| 30 May 2024, Thursday |

Top U.S. lawmaker objects to potential F-16 sale to Turkey

According to individuals familiar with the situation, the Biden administration has informed Congress that it is preparing a prospective $20 billion sale of F-16 fighter jets to Turkey. A prominent U.S. member who has long opposed the trade immediately objected to the news.

According to three sources, the State Department informed the Senate and House of Representatives committees in charge of regulating arms sales on Thursday that it intended to move forward with the proposed agreement.

NATO member Turkey requested in October 2021 to buy 40 Lockheed Martin Corp F-16 fighters and nearly 80 modernization kits for its existing warplanes. Technical talks between the two sides recently concluded.

The Biden administration has said it supports the sale and has been in touch for months with Congress on an informal basis to win its approval.
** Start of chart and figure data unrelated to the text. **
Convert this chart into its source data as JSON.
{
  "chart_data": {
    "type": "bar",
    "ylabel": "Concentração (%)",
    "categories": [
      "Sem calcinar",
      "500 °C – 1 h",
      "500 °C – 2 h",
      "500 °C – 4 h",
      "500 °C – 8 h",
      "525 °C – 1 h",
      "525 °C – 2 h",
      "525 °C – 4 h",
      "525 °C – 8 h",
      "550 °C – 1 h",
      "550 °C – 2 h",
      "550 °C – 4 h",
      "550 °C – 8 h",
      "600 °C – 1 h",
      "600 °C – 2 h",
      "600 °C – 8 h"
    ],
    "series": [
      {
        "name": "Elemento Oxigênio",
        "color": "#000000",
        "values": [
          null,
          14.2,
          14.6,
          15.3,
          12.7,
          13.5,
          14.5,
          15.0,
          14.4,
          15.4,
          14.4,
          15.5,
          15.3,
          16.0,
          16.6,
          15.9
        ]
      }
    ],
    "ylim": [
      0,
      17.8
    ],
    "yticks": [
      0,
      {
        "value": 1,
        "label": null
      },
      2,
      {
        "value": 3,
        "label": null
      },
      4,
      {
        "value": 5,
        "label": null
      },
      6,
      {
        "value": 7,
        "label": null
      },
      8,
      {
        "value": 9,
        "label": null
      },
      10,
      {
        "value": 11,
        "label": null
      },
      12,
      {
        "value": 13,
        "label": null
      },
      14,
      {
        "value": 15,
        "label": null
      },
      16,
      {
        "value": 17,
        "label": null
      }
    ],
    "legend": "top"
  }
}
However, it has failed so far to secure a green light.

“As I have repeatedly made clear, I strongly oppose the Biden administration’s proposed sale of new F-16 aircraft to Turkey,” Senator Bob Menendez, Democratic chairman of the Senate Foreign Relations Committee, said in a statement.

While the sale is still in the informal review process, Congress is also unlikely to approve the sale as long as Turkey refuses to proceed with the ratification of Sweden and Finland’s NATO membership.

In reaction to Russia’s invasion of Ukraine, the two countries renounced their decades-long neutrality last May and asked to join NATO. Turkey opposed and said the countries were harboring militants, including members of the banned Kurdistan Workers’ Party (PKK), and demanded action.

Ibrahim Kalin, the main foreign policy advisor and spokesperson for Turkish President Tayyip Erdogan, claimed that Washington’s demands for the fighter aircraft delivery were “endless” during a press conference on Saturday.

“That’s not a fair game,” Kalin added, “if they keep pushing Turkey in different areas with F-16 (and) F-35 penalties, and when Turkey reacts, they blame Turkey again.” “They seem to have an infinite list of expectations. Something is always there.”